Leider lehnt die jetzige Bundesregierung den ausgehandelten Vorschlag nach wie vor ab. Mit dieser Verweigerung einer Grundgesetzänderung gefährdet die Bundesregierung nach Auffassung der Mehrheit der Rechtsexperten übrigens auch das Fortbestehen der Optionskommunen.

Die Durchführung der Grundsicherung für Arbeitsuchende in den Arbeitsgemeinschaften hat sich in den vergangenen Jahren grundsätzlich bewährt. Beide zuständigen Leistungsträger können dabei ihre Kompetenzen bei der Wahrnehmung der gemeinsamen Aufgaben einbringen. Die Zusammenarbeit mit Arbeitsagenturen und Kommunen gewährleistet, dass die erwerbsfähigen Hilfebedürftigen von einer Hand betreut werden und somit auch Leistungen aus einer Hand beziehen. Dieser konzeptionelle Ansatz der Arbeitsmarktreformen war und bleibt richtig. Der Weg zu dieser gemeinsamen Struktur war in den vergangenen Jahren schwierig genug. Wenn diese nun innerhalb eines Jahres wieder komplett auf den Kopf gestellt werden soll, sind die Probleme vorprogrammiert.

Die am 11. Dezember dieses Jahres vorgestellten Eckpunkte der Bundesregierung zur Neuorganisation des SGB II werfen leider mehr Fragen auf, als sie beantworten.
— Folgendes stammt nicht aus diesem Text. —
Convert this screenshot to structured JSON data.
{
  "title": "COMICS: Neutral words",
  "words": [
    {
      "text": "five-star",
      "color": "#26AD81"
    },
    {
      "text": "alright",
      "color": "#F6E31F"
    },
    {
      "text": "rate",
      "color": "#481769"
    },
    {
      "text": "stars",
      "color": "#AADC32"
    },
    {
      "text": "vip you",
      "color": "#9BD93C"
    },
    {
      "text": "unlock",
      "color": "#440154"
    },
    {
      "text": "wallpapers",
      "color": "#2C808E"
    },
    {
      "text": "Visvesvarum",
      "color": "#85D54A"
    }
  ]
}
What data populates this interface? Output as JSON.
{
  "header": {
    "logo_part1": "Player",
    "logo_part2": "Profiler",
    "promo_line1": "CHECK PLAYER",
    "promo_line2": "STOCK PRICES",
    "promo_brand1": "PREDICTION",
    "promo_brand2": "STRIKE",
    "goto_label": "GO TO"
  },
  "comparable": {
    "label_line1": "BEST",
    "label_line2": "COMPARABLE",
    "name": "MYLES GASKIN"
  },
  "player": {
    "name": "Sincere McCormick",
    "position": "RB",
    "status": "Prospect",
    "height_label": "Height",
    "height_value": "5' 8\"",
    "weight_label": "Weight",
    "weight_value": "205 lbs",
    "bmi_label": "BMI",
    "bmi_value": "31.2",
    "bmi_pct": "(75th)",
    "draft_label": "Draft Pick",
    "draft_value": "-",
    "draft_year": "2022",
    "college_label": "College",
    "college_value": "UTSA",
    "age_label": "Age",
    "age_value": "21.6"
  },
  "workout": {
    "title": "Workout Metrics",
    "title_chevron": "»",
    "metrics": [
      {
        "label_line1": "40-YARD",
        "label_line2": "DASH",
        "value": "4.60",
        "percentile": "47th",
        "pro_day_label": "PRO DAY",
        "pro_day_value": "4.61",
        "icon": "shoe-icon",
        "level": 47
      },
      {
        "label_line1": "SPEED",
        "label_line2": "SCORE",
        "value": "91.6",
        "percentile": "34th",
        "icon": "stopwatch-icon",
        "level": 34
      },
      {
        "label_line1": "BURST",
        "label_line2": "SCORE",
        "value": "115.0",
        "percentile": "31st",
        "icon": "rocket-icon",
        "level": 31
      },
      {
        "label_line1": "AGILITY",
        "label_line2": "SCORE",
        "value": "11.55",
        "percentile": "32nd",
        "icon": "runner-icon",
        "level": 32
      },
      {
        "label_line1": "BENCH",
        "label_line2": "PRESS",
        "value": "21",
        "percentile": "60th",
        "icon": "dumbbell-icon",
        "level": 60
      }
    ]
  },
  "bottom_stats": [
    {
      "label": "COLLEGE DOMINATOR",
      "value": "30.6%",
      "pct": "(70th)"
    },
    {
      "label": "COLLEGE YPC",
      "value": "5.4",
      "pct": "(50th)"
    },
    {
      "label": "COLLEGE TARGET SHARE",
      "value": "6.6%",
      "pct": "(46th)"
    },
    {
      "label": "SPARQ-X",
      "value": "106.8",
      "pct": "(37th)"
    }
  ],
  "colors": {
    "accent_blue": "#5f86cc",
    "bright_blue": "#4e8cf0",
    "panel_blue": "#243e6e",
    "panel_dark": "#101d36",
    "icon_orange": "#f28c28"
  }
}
Ein bewährtes und

entwicklungsfähiges Verwaltungsmodell, das die Kompetenzen der BA und der Kommunen für ein qualitativ hochwertiges Leistungsangebot für Langzeitarbeitslose zusammenführt, wird damit mutwillig zerstört. Mehr Bürokratie wird entstehen. Arbeitsuchende haben es zukünftig mit zwei Behörden zu tun. Mehr Bescheide, mehr Widersprüche, mehr Klagen vor den Verwaltungsgerichten - das sind die zu erwartenden Folgen.

Eine Vielzahl von praktischen Problemen bleibt dabei ungelöst. Es gibt noch keine Lösung für den Datenaustausch zwischen den Leistungsträgern. Insbesondere ist unklar, welche IT-Verfahren zum Einsatz kommen sollen. Die geplante Änderung des Datenschutzrechts löst noch nicht das Problem der praktischen Umsetzung. Problematisch ist auch, dass die Leistungsträger nicht zur Zusammenarbeit verpflichtet sind. Es ist bisher nicht im Ansatz erkennbar, wie das Antragsverfahren bei zwei auch nach außen hin getrennten Leistungsträgern ablaufen soll. Kommen die Leistungsträger in Fragen der Leistungsvoraussetzungen, zum Beispiel Erwerbsfähigkeit oder Hilfebedürftigkeit der Antragsteller, zu unterschiedlichen Einschätzungen, ist unklar, ob es künftig noch eine gemeinsame Einigungsstelle zur Klärung geben wird und wie diese Stelle agieren soll.

Es ist auch mehr als fraglich, ob die BA, wie das Eckpunktepapier es vorsieht, diese Fragen verbindlich für die Kommunen entscheiden kann.